Citando o seu livro Jesus de Nazaré, II, 117s, o Papa Ratzinger
discorria:
“Podemos dizer que na oração sacerdotal de Jesus
se cumpre a instituição da Igreja... Precisamente aqui, no ato da última Ceia,
Jesus cria a Igreja. Porque, o que é a Igreja, a não ser a comunidade dos
discípulos que, mediante a fé em Jesus Cristo como enviado do Pai, recebe a sua
unidade e é envolvida na missão de Jesus de salvar o mundo, conduzindo-o ao
conhecimento de Deus? Aqui encontramos realmente uma verdadeira definição da
Igreja. A Igreja nasce da oração de Jesus. E esta prece não é apenas palavra: é
o gesto em que Ele se ‘consagra’ a Si mesmo, ou seja, se ‘sacrifica’ pela vida
do mundo.”.
Por esta unidade rezada por Jesus e recebida e conservada pela Igreja,
esta “pode caminhar ‘no mundo’ sem ser ‘do mundo’ (cf Jo 17,16) e viver e agir na missão que lhe foi confiada para que o mundo creia no
Filho e no Pai que O enviou”. A Igreja torna-se, pois, o lugar e o instrumento
da continuidade da missão de Cristo: conduzir o mundo para fora da alienação do
homem em relação a si e a Deus, para fora do pecado, para o mundo voltar a ser
o mundo de Deus.
***
O discurso de Bento XVI tem respaldo na Carta aos Hebreus. Jesus, o
perfeito sacerdote penetrou os céus, pois não precisou de oferecer o sacrifício
por Si (só requer a
glorificação Sua e a do Pai), pois não conheceu o pecado, mas apenas pelos outros (o seu sacrifício foi totalmente
vicário, ou seja, só pelos outros), pois assumiu o nosso pecado para que sejamos salvos; não é
um sacrifício reiterado todos os anos, mas feito de uma só vez; não tem um
horizonte limitado, mas goza da intimidade ‘cenal’ (de ceia ou banquete) e comunitária de quinta-feira e do
drama espetacular de sexta, constituindo o mesmo ato de entrega; não é o
sacrifício do cordeiro (ou
do novilho) contraposto
ao do pão e do vinho de Melquisedeque, mas junta as duas vertentes – corpo e
sangue de Jesus (não de
animais) feitos, nas
espécies de pão e de vinho, excelente alimento e saciedade de todos e cada um
dos discípulos e cimentação da comunidade, antecipando a chegada definitiva do
Reino e constituindo a forma de reiteração diária do mesmo sacrifício e
banquete em todos os tempos e lugares, em benefício dos fracos, doentes e pobres,
que se alimentarão e alegrão – estimulando e confirmando a profundidade, o
estilo e a prática do amor.
Ora, para tornar possível o usufruto deste dom amorável e sacrificial da
Eucaristia realmente instituída, temos a participação dos ministros no
sacerdócio de Jesus, Sumo, Eterno e verdadeiramente Único Sacerdote que,
instruindo-se a si mesmos e aos outros no ensino dos apóstolos, repetem as
palavras e os gestos de Jesus sobre o pão e o vinho, que oferecem em sacrifício
ao Pai e dão em comunhão – tudo em memória de Jesus e sua pura e santa oblação.
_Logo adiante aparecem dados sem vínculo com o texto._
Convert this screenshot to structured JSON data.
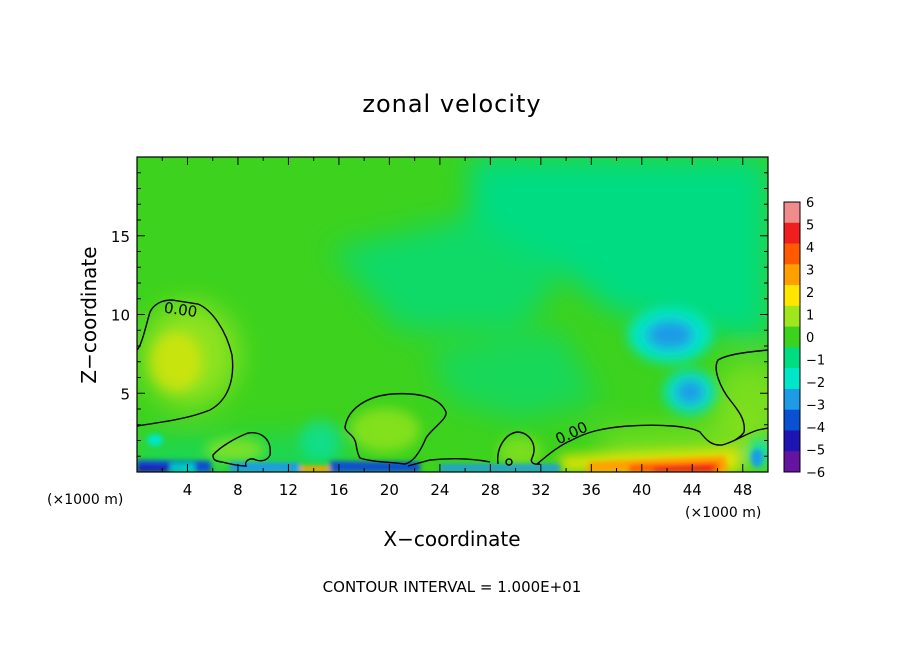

Por consequência necessária, promovem e orientam, como verdadeiros líderes o
serviço às consciências e às mesas e a colmatação das necessidades de todos e
de cada um, levando o facho da palavra, da santidade e da justiça na caridade
às mais longínquas periferias existenciais. No entanto, será paupérrima a ação
dos ministros sagrados se não conseguem congregar toda a plêiade de crentes
que, incorporados em Cristo e na sua Igreja pelo Batismo e confirmados pelo
Crisma da Salvação, são ungidos no Espírito Santo para a consagração de entrega
oblativa e missão sustentada exercendo sacerdotalmente em união com os
ministros o múnus sacerdotal – deste sacerdócio comum que nos capacita e insta
a oferecermos Cristo ao Pai oferendo-nos com Cristo em reparação de nossos
erros e dos erros dos outros. Também todos somos sacerdotes intercessores pelos
outros junto do Pai e missionários junto dos outros.
Quinta-feira Santa não é o único dia sacerdotal: é, antes, o primeiro do
tríduo pascal – um verdadeiro dia da Igreja – e o primeiro de muitíssimos dias
sacerdotais. Basta que haja ensino de Evangelho, Eucaristia, com perdão das
ofensas, amor e serviço, intercessão e missão!